Запрещенные друг другу. Обнуление чувств - стр. 41
Лучше бы никогда и не рождался…
8. Глава 8
Спустя шесть месяцев
Скрежет раскачивающегося на цепях мешка противно действовал на нервы, однако Вал старался на акцентировать на нем внимание. Налитые сталью мускулы ныли от перенапряжения, пот заливал глаза, в горле першило от сухости, но мужчина и не думал сдаваться. Благодаря этим тренировкам он не только проверял границы своей выдержки, но и пытался разгрузить голову.
Иногда сие истязание имело результат, иногда – работало впустую, но то, что после таких тренировок он хотя бы спал беспробудно, говорило само за себя.
Очередной удар, выбивший из мешка глухой звук.
Возвращение отлетевшего мешка на место и глубокий выдох, с помощью которого пытался избавиться от скопившегося в груди давления.
А потом повторение.
Всё на автомате.
Расслабленность сменялась напряжением, удар – отступлением, вдох – выдохом. Если бы не боксирование – давно уже поехал кукухой. Жившая в нем долгое время злость стала привычным явлением. Она сминала душу, разум, чувства, оборачивала весь мир в ненависть. Он нуждался в методе, который бы помогал одновременно бороться с отрицательными чувствами и держать тело в форме. Вал избивал несчастный мешок, оставляя в потресканной коже всю свою ненависть, разочарование, обиду и горечь. Но надолго этого метода не хватало. Вскоре освобожденная пустота снова заполнялась эмоциями, и приходилась начинать всё сначала.

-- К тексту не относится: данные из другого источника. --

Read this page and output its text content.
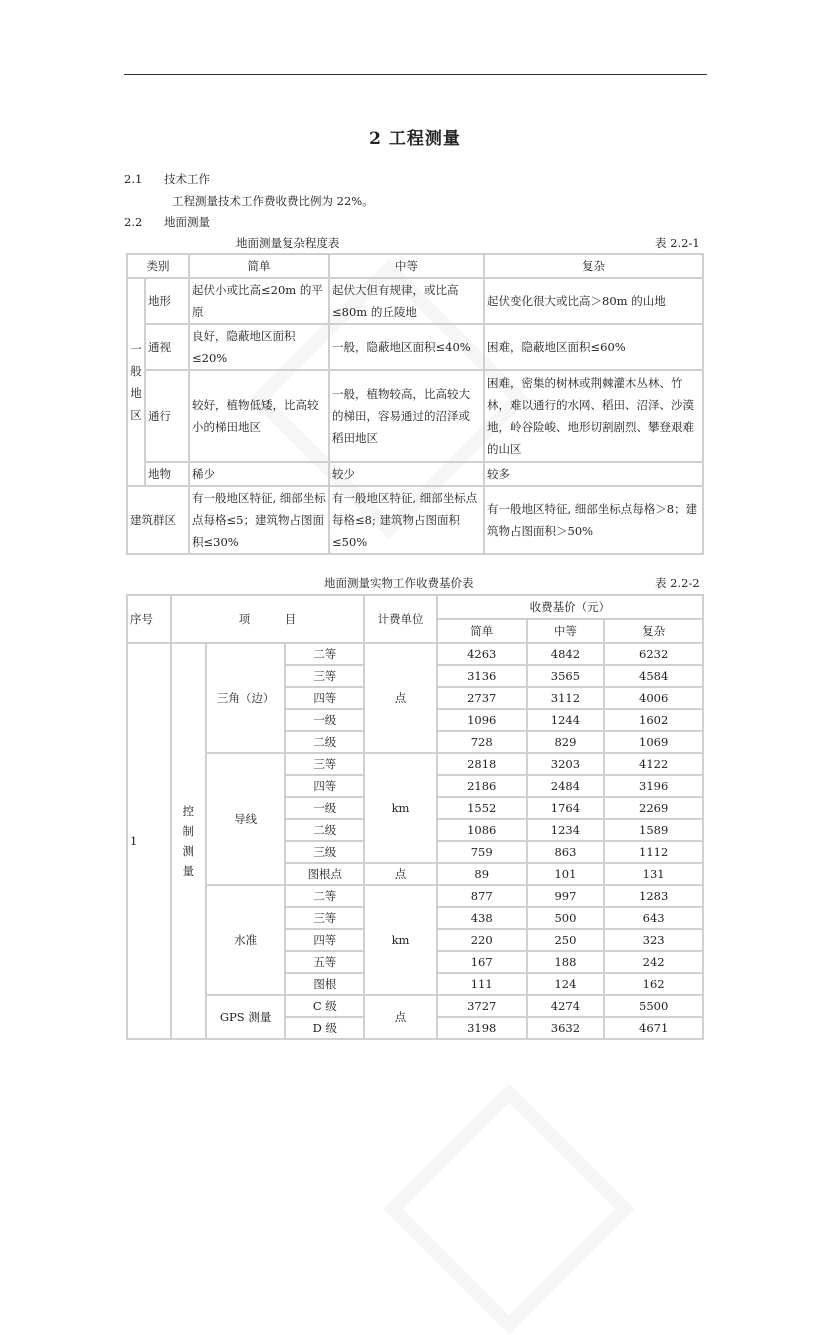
2 工程测量
2.1 技术工作
工程测量技术工作费收费比例为 22%。
2.2 地面测量
地面测量复杂程度表	表 2.2-1
类别		简单	中等	复杂
一
般
地
区	地形	起伏小或比高≤20m 的平原	起伏大但有规律，或比高≤80m 的丘陵地	起伏变化很大或比高＞80m 的山地
	通视	良好，隐蔽地区面积≤20%	一般，隐蔽地区面积≤40%	困难，隐蔽地区面积≤60%
	通行	较好，植物低矮，比高较小的梯田地区	一般，植物较高，比高较大的梯田，容易通过的沼泽或稻田地区	困难，密集的树林或荆棘灌木丛林、竹林，难以通行的水网、稻田、沼泽、沙漠地，岭谷险峻、地形切割剧烈、攀登艰难的山区
	地物	稀少	较少	较多
建筑群区		有一般地区特征, 细部坐标点每格≤5；建筑物占图面积≤30%	有一般地区特征, 细部坐标点每格≤8; 建筑物占图面积≤50%	有一般地区特征, 细部坐标点每格＞8；建筑物占图面积＞50%
地面测量实物工作收费基价表	表 2.2-2
序号	项　　　目			计费单位	收费基价（元）		
					简单	中等	复杂
1	控
制
测
量	三角（边）	二等	点	4263	4842	6232
			三等		3136	3565	4584
			四等		2737	3112	4006
			一级		1096	1244	1602
			二级		728	829	1069
		导线	三等	km	2818	3203	4122
			四等		2186	2484	3196
			一级		1552	1764	2269
			二级		1086	1234	1589
			三级		759	863	1112
			图根点	点	89	101	131
		水准	二等	km	877	997	1283
			三等		438	500	643
			四等		220	250	323
			五等		167	188	242
			图根		111	124	162
		GPS 测量	C 级	点	3727	4274	5500
			D 级		3198	3632	4671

Выдохшись на полную, Дударев снял боксерские перчатки и повис на мешке, обхватив горящими ладонями прохладную кожу. Сердце стучало загнанно, отдаваясь бешеной пульсацией в ушах. Разбросанные по углам мысли постепенно выстраивались в привычную цепочку, но уже без настырного долбления в висках.
Спокойствие… Наконец-то долгожданное спокойствие.
А ведь ещё вчера не находил себе места, страдая от дикой ревности. А всё почему? Да потому, что не послушался друга и поехал в деревню к одной весьма противной бабе. Да, Егорка уже триста раз повторил, что Осинской не было не то, что в области, её не было даже в стране, но он до последнего питал в себе крупицы пускай и самой ничтожной, но всё-таки надежды.
Человеку ведь свойственна надежда. Он до последнего верит в лучшее, надеясь на «а вдруг?» и «если бы», продлевая тем самым собственную агонию. Это сейчас он понял, что зря возводил воздушные замки, а тогда, после выхода из комы – это был такой стимул, такая внутренняя мотивация, что присматривающие за ним реабилитологи только пораженно делали записи в своих папках, удивляясь его выносливости.
Мда уж… если бы они только знали, что за сила двигали им в тот момент. Что за ненавистное чувство вынуждало его идти вперед, запрещая оглядываться назад.
Миллионы раз задавался вопросом «почему?», «за что?». Разбивал кулаки об стены, цеплялся за самые ничтожные зацепки, прогибался под обстоятельства, пока не оказывался на коленях и… снова надеялся.
Когда восстановил здоровье, первым дело нашел закадычных подруг Осинской. Та, что звалась Наташей, то ли врала исправно, то ли и правда ничего не знала. А вот вторая, Зыкина, исчезла в неизвестном направлении, как и любимая подруженька. В детском саду все как один твердили, что уехали за бугор ухаживать за зажиточными пенсионерами. Дочь её, как и больная мать, тоже оказались не особо проинформированными. Единственное, что они подтвердили, так это версию Егора о том, что Юля действительно уехала с мужем, а вот куда? Никто не знал. На вопрос, уехала ли она добровольно, обе утвердительно кивали, подтверждая хорошо известную всем информацию: да, уехала сама, никто её не похищал и ни к чему не принуждал.